To SMP or not to SMP
Barney Cordoba
barney_cordoba at yahoo.com
Thu Jan 10 01:38:47 UTC 2013
--- On Wed, 1/9/13, Barney Cordoba <barney_cordoba at yahoo.com> wrote:
> From: Barney Cordoba <barney_cordoba at yahoo.com>
> Subject: Re: To SMP or not to SMP
> To: "Mark Atkinson" <atkin901 at gmail.com>
> Cc: freebsd-net at freebsd.org
> Date: Wednesday, January 9, 2013, 1:08 PM
>
>
> --- On Tue, 1/8/13, Mark Atkinson <atkin901 at gmail.com>
> wrote:
>
> > From: Mark Atkinson <atkin901 at gmail.com>
> > Subject: Re: To SMP or not to SMP
> > To: freebsd-net at freebsd.org
> > Date: Tuesday, January 8, 2013, 11:29 AM
> > -----BEGIN PGP SIGNED MESSAGE-----
> > Hash: SHA1
> >
> > On 01/07/2013 18:25, Barney Cordoba wrote:
> > > I have a situation where I have to run 9.1 on an
> old
> > single core
> > > box. Does anyone have a handle on whether it's
> better
> > to build a
> > > non SMP kernel or to just use a standard SMP build
> with
> > just the
> > > one core? Thanks.
> >
> > You can build a SMP kernel, but you'll get better
> > performance (in my
> > experience) with SCHED_4BSD on single cpu than with
> ULE.
> >
>
> I've tested the 2 schedulers on an SMP kernel with 1 core. I
> don't have
> a 1 core system to test with so I'm using an E5520
> with 1 core enabled.
>
> Bridging a controlled test (curl-loader doing a web-load
> test with 100
> users that consistently generates 870Mb/s and 77Kpps, I see
> the following:
>
> top -SH
>
> ULE:
>
> idle: 74.85%
> kernel {em1 que} 17.68%
> kernel {em0 que} 5.86%
> httpd: .49%
>
> 4BSD:
>
> idle: 70.95%
> kernel {em1 que} 18.07%
> kernel {em0 que} 4.44%
> httpd: .93%
>
> Note that the https is a monitor I'm running.
>
> so it appears that theres 7% of usage missing (all other
> apps show 0%
> usage).
>
> If i had to guess just looking at the numbers, it seems that
> 4BSD might
> do better with the interrupt level stuff, and not as good
> with user
> level context switching.
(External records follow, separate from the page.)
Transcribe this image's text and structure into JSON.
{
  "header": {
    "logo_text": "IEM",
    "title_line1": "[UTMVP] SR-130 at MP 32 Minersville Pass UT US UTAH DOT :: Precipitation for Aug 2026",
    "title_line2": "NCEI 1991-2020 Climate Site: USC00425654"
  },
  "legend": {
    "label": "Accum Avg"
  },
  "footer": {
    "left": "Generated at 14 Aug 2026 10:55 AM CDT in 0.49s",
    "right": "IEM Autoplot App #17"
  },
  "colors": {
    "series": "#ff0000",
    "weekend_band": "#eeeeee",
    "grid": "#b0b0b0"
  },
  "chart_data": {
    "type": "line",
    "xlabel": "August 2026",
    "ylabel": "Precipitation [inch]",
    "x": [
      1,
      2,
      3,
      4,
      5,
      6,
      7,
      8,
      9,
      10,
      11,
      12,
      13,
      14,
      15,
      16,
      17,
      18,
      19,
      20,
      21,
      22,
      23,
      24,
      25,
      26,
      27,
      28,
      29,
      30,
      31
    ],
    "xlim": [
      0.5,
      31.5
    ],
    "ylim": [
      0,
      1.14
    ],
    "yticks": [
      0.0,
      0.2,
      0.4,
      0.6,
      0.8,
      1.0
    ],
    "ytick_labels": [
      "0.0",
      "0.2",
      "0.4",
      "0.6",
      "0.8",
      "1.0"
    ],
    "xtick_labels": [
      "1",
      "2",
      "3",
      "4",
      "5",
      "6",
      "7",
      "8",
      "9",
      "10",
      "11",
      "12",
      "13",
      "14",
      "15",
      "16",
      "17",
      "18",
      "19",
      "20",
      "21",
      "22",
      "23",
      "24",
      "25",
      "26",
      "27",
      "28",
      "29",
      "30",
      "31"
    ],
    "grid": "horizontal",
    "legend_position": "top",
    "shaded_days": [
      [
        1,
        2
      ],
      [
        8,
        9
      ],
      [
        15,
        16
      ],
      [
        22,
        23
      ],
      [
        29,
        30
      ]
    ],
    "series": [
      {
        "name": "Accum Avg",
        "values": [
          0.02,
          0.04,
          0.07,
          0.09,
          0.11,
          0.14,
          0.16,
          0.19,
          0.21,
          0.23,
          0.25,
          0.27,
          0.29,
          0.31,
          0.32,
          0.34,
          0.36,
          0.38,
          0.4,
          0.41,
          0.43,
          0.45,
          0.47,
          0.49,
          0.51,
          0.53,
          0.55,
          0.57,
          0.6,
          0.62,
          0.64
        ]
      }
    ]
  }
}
I think they're close enough to
> stick with ULE
> so I can just use a stock kernel.
>
> One thing that bothers me is the idle sits at 100% when
> other tasks are
> registering values under light loads, so it's certainly not
> all that
> accurate.
>
> BC
Ok, thanks to J Baldwin's tip I got a NON-SMP kernel running with some
interesting results. Here's all 4 tests:
I've tested the 2 schedulers on an SMP kernel with 1 core. I don't have
a 1 core system to test with so I'm using an E5520 with 1 core enabled.
Bridging a controlled test (curl-loader doing a web-load test with 100
users that consistently generates 870Mb/s and 77Kpps, I see the following:
top -SH
ULE (SMP):
idle: 74.85%
kernel {em1 que} 17.68%
kernel {em0 que} 5.86%
httpd: .49%
4BSD (SMP):
idle: 70.95%
kernel {em1 que} 18.07%
kernel {em0 que} 4.44%
httpd: .93%
4BSD (NON-SMP):
idle: 72.95%
kernel {em1 que} 15.04%
kernel {em0 que} 6.10%
httpd: 1.17%
ULE (NON-SMP):
idle: 76.17%
kernel {em1 que} 16.99%
kernel {em0 que} 5.18%
httpd: 1.66%
A kernel with SMP off seems to be a bit more efficient. A better test would
be to have more stuff running, but Im about out of time on this project.